Placing implants immediately after extraction is quite common in today's dental practice. However, performing this procedure in the region of the maxillary central incisor can be challenging due to the presence of complex and closely associated anatomical structures [4]. The nasopalatine (incisive) canal, which opens into the oral cavity through the incisive foramen and connects to the nasal cavity via the nasopalatine (incisive) foramen, contains important nerves and blood vessels such as the nasopalatine nerve and a vascular anastomosis between the greater palatine and sphenopalatine arteries. If an implant accidentally enters the canal, it may cause nerve damage, an altered sensation in the area, or poor integration with the bone.
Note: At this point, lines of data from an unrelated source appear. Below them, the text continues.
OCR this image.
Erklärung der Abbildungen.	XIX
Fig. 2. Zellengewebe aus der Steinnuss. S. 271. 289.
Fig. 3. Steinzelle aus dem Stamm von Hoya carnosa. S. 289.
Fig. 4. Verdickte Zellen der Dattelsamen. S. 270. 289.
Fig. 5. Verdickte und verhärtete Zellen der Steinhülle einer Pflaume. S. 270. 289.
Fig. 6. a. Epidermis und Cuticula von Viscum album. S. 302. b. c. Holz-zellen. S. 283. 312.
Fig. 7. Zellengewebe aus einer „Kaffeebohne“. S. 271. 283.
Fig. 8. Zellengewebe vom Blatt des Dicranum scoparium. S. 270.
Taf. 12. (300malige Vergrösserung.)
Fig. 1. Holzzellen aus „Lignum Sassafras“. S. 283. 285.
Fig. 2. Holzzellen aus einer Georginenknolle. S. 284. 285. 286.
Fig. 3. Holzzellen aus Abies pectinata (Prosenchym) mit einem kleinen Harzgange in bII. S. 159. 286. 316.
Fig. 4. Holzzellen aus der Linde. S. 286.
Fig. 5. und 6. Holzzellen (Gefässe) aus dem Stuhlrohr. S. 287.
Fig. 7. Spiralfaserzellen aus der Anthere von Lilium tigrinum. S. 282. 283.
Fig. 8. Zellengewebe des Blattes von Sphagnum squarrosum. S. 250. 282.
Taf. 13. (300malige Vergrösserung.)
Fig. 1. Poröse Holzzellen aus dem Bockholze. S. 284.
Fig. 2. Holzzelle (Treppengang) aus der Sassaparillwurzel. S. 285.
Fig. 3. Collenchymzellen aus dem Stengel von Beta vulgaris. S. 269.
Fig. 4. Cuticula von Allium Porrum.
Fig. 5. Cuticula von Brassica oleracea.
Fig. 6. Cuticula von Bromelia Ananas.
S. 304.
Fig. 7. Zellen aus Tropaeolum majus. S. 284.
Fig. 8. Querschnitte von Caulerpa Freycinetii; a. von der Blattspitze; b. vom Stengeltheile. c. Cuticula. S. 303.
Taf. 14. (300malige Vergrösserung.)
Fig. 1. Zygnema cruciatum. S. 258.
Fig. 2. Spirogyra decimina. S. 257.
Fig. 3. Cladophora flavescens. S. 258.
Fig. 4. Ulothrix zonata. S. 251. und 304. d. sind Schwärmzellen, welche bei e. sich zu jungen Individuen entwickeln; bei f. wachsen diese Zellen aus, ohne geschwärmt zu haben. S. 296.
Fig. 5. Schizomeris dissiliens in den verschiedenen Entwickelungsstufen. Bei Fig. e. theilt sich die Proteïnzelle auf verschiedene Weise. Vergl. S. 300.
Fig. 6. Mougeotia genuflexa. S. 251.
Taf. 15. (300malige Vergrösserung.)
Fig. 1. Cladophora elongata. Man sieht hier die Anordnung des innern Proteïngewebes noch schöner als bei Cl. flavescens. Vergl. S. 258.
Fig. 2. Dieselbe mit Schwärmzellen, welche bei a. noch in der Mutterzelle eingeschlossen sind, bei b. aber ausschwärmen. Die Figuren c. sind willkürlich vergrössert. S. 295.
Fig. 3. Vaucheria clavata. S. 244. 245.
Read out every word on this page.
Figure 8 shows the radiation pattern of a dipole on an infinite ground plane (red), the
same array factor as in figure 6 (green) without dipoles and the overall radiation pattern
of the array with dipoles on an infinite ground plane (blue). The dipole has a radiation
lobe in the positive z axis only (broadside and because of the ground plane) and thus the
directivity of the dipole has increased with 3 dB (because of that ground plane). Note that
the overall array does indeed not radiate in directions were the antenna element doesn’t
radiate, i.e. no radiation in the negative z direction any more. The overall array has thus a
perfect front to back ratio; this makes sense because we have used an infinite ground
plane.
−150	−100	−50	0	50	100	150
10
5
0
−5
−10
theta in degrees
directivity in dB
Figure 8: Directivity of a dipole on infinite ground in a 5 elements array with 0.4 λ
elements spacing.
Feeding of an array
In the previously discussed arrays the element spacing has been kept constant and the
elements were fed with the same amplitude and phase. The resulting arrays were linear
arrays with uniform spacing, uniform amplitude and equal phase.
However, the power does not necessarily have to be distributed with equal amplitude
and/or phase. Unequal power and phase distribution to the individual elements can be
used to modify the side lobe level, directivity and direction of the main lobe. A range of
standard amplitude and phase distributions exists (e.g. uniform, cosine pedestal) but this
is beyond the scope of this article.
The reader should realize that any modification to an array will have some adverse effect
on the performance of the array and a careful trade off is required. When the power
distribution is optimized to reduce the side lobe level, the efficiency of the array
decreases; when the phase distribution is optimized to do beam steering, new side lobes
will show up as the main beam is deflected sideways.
Research has shown that canals can vary not just in size but also in shape and position relative to the surrounding structures. It can be anywhere between cylindrical, funnel-shaped, banana-shaped, or hourglass-shaped. In some patients, the canal is wide and the bone in front of it is very thin, which makes the implant placement risky or even not possible [6]. There is a concern that during such procedures the implant might unintentionally breach into the nasal cavity or the canal itself, leading to complications during or after implant surgery. Such contact between the implant and neural tissue can lead to challenges in achieving osseointegration, intraoperative bleeding, and postoperative sensory impairments [3].
Traditionally, standard two-dimensional radiographs have been the go-to method for diagnosing and planning treatments. However, they fall short when it comes to accurately assessing structures like the incisive canal, cortical plate, and alveolar bone housing on the premaxilla [5]. Recent advancements in radiographic technology offer enhanced precision and detail in assessing oral conditions. Among these technologies, cone beam computerized tomography (CBCT) stands out as a highly accurate method for three-dimensional imaging of hard tissue, with minimal distortion and reduced radiation exposure [7,8]. CBCT enables comprehensive visualization of axial, coronal, and sagittal planes, particularly beneficial for evaluating the sagittal plane of the incisive canal. This imaging modality allows for detailed examination of the canal's shape, curvature, angle, and length, offering valuable insights into anatomical variations as described above [6,9].
While intraoral radiographs also offer some insight into incisive canal anatomy, CBCT provides superior resolution and clarity, particularly for detecting variations in canal shape and position [10,11]. Therefore, for a comprehensive evaluation of incisive canal anatomy, particularly on sagittal sections, CBCT emerges as the optimal imaging technique, providing high-resolution images essential for clinical assessment.
The objective of the study was to assess anatomical variations of the incisive canal and surrounding structures - including canal length, diameter, shape, and its relation to adjacent bone in sagittal and axial views - across different age groups and genders, with emphasis on implications for the diagnosis, treatment planning, and implementation of maxillary implant surgery.
Materials and methods
The retrospective observational descriptive study utilized purposive sampling of CBCT data from 121 cases obtained from the Department of Oral Radiology, University College of Dentistry, The University of Lahore, spanning between 2021 and 2023. Ethical clearance was obtained from the University College of Dentistry, The University of Lahore's Institutional Review Board, certified under #UCD/ERCA/24/181.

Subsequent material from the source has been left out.